Relancer un secteur en crise et valoriser un savoir-faire national, telle était l’ambition du premier festival de la mode de Tunis, organisé les 3 et 4 avril. « L’objectif est notamment de valoriser l’image de cette filière et d’offrir un lieu d’échange et de convivialité pour initier des partenariats industriels et favoriser l’émergence de nouveaux talents créatifs », résume Samir Ben Abdallah, organisateur de l’événement.
Au-delà des défilés présentant les dernières réalisations de jeunes stylistes locaux, des conférences et autres tables rondes ont rythmé ces deux jours de rendez-vous. Car dans la salle de conférence, ce sont les sujets économiques qui dominaient, le secteur textile-habillement tunisien étant frappé par la crise mondiale qui a touché ses principaux clients, comme la France.

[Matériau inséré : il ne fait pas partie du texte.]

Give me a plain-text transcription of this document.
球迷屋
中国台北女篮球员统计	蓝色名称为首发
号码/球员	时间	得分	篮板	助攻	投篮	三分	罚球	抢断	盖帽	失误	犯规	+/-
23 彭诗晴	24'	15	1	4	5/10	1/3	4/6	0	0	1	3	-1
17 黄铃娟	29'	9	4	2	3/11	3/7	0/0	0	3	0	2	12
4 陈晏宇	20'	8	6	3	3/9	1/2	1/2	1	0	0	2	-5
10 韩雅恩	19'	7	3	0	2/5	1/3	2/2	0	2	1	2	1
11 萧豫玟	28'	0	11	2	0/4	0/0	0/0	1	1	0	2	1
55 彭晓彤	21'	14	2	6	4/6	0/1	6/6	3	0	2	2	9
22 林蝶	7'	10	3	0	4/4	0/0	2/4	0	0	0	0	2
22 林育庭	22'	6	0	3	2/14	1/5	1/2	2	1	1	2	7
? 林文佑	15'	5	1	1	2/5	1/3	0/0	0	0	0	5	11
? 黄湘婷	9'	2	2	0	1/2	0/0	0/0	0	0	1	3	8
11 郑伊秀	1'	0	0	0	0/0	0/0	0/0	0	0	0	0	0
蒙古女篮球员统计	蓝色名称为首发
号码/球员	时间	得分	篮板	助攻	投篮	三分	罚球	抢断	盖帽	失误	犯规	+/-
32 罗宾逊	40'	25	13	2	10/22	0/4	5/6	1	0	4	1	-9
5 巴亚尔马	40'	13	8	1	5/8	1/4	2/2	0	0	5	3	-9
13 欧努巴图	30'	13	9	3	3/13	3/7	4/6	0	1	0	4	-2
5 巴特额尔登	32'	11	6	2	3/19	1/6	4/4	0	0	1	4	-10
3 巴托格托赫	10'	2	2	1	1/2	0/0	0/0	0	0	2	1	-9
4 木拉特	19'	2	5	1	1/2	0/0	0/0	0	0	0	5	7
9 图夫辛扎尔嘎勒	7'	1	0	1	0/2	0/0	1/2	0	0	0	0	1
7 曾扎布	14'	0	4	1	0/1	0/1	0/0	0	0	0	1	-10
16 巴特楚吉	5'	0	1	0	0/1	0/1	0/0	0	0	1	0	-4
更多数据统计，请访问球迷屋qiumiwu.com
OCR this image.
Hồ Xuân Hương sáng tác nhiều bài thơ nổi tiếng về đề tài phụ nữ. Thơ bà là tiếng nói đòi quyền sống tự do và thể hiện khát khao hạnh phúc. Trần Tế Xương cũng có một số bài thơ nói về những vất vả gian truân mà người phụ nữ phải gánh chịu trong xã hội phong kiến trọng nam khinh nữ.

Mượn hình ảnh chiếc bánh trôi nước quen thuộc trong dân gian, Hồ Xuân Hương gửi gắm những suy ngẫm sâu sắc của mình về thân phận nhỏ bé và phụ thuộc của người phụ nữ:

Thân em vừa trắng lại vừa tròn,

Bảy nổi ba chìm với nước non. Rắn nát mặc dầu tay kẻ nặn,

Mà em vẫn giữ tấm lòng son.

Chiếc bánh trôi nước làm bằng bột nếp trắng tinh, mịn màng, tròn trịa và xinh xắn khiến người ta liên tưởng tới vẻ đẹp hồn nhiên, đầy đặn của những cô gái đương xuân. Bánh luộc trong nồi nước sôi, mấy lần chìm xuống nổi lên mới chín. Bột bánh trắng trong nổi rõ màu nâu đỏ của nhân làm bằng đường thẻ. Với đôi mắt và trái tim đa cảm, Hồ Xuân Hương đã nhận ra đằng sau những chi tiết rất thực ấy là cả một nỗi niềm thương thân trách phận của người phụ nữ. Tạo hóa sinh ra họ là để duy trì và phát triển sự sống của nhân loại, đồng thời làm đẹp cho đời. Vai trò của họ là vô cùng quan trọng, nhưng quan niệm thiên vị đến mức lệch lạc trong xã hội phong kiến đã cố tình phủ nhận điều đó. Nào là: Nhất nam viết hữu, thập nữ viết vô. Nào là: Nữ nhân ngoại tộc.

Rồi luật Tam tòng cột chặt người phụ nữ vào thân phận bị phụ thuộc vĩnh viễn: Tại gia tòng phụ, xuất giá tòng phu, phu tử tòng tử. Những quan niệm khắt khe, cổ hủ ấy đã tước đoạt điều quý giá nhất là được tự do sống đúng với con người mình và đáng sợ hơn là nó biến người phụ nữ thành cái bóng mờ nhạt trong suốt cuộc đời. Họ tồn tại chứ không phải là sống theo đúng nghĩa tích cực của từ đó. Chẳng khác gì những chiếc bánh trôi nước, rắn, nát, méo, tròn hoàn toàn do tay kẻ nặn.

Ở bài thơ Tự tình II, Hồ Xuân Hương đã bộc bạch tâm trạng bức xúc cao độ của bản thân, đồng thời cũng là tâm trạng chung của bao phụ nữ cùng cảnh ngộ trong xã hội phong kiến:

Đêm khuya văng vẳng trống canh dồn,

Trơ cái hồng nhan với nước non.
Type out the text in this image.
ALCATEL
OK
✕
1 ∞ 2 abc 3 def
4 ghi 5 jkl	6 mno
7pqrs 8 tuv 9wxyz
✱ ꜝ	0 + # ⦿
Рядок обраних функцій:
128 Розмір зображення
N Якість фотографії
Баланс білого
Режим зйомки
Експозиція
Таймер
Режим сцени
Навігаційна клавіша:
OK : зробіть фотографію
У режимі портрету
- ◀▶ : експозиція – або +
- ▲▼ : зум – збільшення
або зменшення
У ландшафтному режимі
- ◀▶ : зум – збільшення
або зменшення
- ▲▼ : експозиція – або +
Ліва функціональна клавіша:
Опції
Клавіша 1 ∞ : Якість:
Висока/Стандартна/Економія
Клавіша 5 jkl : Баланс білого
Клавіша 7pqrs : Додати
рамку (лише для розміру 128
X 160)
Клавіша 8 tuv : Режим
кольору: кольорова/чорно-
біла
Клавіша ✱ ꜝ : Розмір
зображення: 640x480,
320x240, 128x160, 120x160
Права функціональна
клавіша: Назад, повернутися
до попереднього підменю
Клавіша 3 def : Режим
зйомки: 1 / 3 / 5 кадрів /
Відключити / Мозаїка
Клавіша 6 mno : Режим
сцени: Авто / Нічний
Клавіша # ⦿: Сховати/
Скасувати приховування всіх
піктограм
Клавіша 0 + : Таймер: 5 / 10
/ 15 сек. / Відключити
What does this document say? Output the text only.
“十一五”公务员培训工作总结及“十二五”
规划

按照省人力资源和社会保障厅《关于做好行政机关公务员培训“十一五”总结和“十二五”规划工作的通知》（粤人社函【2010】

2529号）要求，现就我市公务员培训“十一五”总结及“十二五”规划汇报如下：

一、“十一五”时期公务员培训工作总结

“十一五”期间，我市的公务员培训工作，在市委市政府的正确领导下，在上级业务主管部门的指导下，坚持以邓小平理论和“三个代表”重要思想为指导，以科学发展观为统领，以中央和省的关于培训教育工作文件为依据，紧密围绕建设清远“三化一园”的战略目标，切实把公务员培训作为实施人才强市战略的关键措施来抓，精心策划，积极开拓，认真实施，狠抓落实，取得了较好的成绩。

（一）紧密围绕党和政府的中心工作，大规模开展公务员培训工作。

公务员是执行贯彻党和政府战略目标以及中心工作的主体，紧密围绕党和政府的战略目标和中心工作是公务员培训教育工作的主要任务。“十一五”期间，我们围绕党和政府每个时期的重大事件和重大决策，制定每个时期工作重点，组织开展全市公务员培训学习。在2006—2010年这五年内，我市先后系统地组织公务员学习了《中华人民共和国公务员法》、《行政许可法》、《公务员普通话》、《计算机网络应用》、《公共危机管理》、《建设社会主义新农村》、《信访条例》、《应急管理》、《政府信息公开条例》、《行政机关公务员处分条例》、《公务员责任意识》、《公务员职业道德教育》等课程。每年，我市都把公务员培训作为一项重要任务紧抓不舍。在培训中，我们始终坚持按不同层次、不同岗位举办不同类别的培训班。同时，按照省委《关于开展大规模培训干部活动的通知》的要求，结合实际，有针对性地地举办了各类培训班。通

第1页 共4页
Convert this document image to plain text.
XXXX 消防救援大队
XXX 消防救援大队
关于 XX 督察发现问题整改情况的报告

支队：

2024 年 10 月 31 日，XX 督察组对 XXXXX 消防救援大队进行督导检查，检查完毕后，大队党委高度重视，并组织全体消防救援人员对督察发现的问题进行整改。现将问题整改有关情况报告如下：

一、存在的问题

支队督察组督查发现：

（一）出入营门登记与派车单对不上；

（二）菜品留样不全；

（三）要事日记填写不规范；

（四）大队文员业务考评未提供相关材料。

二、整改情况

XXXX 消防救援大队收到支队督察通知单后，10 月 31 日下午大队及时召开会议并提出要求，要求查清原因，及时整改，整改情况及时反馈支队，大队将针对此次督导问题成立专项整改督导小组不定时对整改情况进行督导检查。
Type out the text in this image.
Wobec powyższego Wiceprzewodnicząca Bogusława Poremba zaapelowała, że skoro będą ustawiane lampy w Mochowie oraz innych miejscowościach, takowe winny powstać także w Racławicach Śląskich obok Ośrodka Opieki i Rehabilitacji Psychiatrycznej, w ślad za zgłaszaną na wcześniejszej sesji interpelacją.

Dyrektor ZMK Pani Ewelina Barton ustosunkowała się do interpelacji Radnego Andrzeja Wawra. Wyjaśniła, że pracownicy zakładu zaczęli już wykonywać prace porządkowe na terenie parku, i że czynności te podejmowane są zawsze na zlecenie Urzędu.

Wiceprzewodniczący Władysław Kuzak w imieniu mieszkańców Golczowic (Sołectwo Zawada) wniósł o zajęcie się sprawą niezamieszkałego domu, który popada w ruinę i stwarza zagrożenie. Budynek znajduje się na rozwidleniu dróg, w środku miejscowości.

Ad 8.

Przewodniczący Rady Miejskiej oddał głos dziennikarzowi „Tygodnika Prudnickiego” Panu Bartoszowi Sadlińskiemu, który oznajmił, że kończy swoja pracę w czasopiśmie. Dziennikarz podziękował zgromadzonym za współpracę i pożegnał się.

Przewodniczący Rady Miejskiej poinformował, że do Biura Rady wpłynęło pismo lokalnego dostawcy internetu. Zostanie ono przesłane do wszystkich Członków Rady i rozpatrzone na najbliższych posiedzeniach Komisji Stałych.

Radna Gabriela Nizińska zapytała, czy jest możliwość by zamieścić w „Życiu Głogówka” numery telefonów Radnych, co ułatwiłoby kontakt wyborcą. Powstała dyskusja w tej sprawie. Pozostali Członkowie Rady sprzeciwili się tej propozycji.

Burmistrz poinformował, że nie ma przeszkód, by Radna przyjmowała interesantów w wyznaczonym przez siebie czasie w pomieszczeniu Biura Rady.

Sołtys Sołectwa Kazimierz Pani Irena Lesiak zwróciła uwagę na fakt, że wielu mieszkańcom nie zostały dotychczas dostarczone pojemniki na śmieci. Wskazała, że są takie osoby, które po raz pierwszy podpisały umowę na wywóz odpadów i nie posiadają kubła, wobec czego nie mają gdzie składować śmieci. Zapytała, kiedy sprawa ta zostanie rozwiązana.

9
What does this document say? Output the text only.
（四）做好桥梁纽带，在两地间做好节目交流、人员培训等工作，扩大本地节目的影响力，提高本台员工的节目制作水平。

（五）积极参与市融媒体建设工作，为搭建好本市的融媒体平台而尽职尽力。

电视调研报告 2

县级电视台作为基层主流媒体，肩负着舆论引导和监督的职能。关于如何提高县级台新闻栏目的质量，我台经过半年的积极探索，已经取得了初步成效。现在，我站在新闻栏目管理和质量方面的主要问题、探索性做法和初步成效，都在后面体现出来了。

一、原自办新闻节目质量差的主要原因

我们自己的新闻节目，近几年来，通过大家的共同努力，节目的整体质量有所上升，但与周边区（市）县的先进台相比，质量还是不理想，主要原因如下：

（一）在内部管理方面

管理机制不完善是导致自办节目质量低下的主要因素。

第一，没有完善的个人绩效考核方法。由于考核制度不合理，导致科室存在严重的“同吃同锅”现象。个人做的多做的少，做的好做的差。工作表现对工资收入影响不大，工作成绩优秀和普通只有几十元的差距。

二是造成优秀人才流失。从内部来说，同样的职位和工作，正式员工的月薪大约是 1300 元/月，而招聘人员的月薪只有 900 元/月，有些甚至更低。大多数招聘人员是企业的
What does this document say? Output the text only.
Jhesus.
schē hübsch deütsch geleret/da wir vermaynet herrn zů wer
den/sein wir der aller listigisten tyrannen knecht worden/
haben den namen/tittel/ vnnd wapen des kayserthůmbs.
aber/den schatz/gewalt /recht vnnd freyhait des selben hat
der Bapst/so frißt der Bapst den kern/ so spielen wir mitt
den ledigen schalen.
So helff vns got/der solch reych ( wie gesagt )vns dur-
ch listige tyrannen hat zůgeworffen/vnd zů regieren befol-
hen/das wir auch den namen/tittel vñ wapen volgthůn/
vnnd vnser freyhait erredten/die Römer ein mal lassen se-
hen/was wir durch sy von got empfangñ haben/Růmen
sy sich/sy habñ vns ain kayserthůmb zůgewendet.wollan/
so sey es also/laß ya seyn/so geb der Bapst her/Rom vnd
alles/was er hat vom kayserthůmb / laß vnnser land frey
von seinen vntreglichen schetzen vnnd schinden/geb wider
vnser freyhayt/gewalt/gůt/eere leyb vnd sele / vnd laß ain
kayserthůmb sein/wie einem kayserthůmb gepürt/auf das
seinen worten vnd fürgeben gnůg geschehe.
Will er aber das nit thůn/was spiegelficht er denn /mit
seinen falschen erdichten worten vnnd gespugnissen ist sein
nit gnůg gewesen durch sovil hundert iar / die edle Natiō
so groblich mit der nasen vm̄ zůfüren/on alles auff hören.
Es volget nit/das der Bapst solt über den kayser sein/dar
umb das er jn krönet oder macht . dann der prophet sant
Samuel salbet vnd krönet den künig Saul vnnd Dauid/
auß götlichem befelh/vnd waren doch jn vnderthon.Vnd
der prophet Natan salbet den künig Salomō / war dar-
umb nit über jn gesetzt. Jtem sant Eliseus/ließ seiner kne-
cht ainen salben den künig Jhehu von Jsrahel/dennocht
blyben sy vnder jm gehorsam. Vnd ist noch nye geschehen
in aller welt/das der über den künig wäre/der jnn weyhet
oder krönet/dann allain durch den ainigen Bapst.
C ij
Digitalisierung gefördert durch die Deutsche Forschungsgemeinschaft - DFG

Autre difficulté : le climat d’instabilité sécuritaire né de la révolution de janvier 2011. « Une dizaine d’investisseurs étrangers sont prêts à lancer leurs projets mais ils attendent de voir la stabilité rétablie dans le pays », indique Samir Haouet, directeur général du Centre technique du textile (Cettex). Et de préciser que 70 entreprises ont fermé leurs portes depuis la chute du régime de Ben Ali.
SORTIR DU BON MARCHÉ
Enfin, des questions structurelles s’ajoutent à ces défis, la Tunisie ne s’étant pas adaptée aux transformations du secteur, telles l’émergence d’autres pays au coût du travail modéré et l’évolution de la demande en Europe. « L’industrie tunisienne présente aujourd’hui une grande fragilité. Son principal handicap est sa dépendance vis-à-vis de l’exportation et de ses principaux donneurs d’ordres qui connaissent de profonds bouleversements », estime François-Marie Grau, délégué général adjoint de l’Union française des industries et de l’habillement.
Selon Daniel Harari, directeur général de la société mondiale Lectra, la Tunisie doit développer ses gammes de produits et sortir du domaine du bon marché. « La Tunisie ne doit plus se battre seulement sur les coûts de production mais doit travailler à une montée de gamme de service et valoriser ses compétences », insiste-t-il. Pour lui, « la créativité et l’initiative sont des atouts indispensables pour proposer une alternative plus porteuse que la simple sous-traitance ».
Seyf Dean Laaouiti, un Tuniso-Taïwanais de 25 ans vainqueur du concours « jeune créateur » du festival, ne demande pas mieux, lui qui a ébloui le jury avec ses 14 modèles sur le thème « choc culturel » et qui rêve de renommée pour sa griffe Narcisso Domingo Machiaveli. « Ce festival est une chance pour les jeunes talents de sortir de l’ombre, s’exprimer et montrer leur vision des choses », souligne-t-il. « En Tunisie il y a la beauté, la mode, la création, la joie de vivre et l’espoir et pas seulement les problèmes sociopolitiques ou économiques », renchérit Naziha Nemri, directrice artistique et technique du festival.